In WOA, the individual generally initializes the position randomly. Since the optimal solution cannot be obtained easily, random initialization will increase the search range of feasible solutions and search time. The linear convergence factor makes the WOA encounter the phenomenon of unbalanced exploration and exploitation in optimization. It tends to converge prematurely and fall into local optimum. We propose a modified WOA with multi-strategy mechanism to solve the existing problems of WOA and improve its performance. The innovations of MWOA are as follows:

  1. 1.

    MWOA introduces the elite reverse learning strategy to obtain a better population, which can enhance population diversity and speed up convergence.

  2. 2.

    The nonlinear convergence factor is introduced to maintain the balance between exploration and exploitation.

  3. 3.

    Using mutation strategy can strengthen the global exploration capability. Furthermore, the ability to mine the optimal solution is effectively improved, so it can prevent the algorithm from falling into local optimum.

  4. 4.

    The application of the Lévy flight disturbance strategy can increase the search range of the algorithm space. It is beneficial for finding the global optimal solution. After updating the location, the Lévy fight strategy perturbs the population position to disperse the population. This operation can avoid premature convergence.
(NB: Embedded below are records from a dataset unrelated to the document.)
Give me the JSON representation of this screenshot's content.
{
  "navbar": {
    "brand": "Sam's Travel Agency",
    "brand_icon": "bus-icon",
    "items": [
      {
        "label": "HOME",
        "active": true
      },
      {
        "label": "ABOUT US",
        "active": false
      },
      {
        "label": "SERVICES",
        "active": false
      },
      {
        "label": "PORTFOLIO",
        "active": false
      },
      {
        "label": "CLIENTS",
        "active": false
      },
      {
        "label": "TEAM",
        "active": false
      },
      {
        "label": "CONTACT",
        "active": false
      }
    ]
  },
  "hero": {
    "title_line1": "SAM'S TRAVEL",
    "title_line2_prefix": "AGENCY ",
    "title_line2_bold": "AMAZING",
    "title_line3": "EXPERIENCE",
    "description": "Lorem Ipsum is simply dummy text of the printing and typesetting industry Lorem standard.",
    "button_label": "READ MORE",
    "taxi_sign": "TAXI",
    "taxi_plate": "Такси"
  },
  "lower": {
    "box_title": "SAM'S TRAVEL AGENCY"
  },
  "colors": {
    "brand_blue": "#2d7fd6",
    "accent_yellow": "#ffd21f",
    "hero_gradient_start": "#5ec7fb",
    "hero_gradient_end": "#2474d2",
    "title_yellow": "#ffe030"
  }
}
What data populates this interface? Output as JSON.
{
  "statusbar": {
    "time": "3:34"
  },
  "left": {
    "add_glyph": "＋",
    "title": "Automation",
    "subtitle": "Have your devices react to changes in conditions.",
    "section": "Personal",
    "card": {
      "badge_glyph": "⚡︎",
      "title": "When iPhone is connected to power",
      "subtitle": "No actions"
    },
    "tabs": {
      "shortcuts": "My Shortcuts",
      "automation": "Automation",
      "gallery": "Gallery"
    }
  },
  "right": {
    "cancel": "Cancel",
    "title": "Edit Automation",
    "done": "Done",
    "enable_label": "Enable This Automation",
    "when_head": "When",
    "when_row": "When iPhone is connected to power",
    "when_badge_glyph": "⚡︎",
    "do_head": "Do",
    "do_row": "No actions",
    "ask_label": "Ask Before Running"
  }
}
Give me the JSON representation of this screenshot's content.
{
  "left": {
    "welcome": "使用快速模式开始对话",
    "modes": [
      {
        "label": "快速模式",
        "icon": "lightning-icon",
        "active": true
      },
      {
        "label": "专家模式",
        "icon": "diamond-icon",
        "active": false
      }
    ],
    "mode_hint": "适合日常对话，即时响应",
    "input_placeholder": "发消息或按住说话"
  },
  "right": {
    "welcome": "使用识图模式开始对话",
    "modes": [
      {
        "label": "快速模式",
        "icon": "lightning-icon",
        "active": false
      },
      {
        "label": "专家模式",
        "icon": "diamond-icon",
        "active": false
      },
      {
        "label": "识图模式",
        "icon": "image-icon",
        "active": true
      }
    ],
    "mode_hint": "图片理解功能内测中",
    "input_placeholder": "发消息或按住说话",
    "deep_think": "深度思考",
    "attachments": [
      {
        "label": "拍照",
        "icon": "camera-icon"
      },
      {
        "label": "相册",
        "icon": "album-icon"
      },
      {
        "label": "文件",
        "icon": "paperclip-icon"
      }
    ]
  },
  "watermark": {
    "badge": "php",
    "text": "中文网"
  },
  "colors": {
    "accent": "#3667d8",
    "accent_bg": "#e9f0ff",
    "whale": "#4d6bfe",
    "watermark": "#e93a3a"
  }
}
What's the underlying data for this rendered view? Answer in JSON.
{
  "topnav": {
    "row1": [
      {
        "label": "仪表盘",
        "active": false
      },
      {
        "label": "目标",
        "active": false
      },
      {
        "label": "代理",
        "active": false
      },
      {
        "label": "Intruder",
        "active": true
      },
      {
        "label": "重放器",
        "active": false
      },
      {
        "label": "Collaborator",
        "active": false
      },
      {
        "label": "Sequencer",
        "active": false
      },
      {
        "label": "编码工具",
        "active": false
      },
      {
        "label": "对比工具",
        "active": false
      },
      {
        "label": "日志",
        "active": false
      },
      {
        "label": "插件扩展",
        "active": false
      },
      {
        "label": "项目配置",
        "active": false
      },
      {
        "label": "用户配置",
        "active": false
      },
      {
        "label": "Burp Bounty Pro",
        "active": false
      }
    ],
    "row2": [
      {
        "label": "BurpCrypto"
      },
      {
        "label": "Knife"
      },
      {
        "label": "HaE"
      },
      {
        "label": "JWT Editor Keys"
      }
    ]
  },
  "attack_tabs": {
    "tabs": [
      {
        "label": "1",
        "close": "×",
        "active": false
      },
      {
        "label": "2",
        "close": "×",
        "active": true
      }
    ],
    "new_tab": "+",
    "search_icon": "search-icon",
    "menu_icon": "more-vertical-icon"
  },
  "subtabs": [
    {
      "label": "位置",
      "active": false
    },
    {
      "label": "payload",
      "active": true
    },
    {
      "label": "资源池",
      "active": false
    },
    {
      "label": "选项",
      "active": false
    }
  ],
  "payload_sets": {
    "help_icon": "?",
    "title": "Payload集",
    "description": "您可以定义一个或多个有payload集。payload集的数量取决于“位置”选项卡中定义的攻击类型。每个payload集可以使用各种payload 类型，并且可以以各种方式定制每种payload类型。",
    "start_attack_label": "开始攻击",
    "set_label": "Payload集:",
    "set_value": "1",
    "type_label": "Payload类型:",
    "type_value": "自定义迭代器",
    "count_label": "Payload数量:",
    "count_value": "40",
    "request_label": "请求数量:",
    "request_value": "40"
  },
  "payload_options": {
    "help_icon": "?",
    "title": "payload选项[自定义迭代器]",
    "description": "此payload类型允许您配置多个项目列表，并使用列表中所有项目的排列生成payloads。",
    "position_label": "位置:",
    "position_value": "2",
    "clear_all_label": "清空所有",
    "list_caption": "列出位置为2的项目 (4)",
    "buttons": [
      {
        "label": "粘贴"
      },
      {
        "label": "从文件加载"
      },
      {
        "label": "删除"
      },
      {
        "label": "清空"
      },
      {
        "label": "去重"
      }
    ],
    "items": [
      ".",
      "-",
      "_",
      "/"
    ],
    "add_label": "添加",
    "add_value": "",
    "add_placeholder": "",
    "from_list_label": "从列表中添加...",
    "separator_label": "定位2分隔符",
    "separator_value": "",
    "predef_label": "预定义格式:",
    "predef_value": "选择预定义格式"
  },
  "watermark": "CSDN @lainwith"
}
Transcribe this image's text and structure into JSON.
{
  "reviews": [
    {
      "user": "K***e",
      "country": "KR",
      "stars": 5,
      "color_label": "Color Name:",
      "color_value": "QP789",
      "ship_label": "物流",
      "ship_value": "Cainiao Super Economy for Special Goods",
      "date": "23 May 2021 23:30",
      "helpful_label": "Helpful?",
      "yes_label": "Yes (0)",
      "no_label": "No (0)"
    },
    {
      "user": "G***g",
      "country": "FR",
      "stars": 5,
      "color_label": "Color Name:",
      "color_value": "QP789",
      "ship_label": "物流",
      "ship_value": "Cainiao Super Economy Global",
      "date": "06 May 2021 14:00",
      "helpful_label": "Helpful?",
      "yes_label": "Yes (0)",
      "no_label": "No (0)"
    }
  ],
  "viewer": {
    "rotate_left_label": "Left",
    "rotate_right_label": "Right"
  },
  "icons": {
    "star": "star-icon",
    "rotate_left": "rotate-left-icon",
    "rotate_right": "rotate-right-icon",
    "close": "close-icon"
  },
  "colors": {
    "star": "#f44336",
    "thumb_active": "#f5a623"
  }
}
The CEC2017 benchmark suite is used to test the performance of MWOA. MWOA is compared with WOA, PSO, MFO, SOA, SCA, and other four WOA variants. It has been proved by many experiments that MWOA has strong competitiveness. The proposed algorithm has noticeable improvements in convergence speed and accuracy. It can well balance exploration and exploitation to avoid local optimum. In general, MWOA demonstrates outstanding performance and has great competitiveness in dealing with optimization problems.

Although this paper overcomes some shortcomings of WOA and enhances the performance of WOA to some extent, the global theoretical optimum is not found for some functions. In addition, there are some parameters in MWOA, which need to be adjusted. The algorithm proposed in this paper needs to be applied to solve practical problems. In the next work, we will apply WOA to solveengineering optimization problems.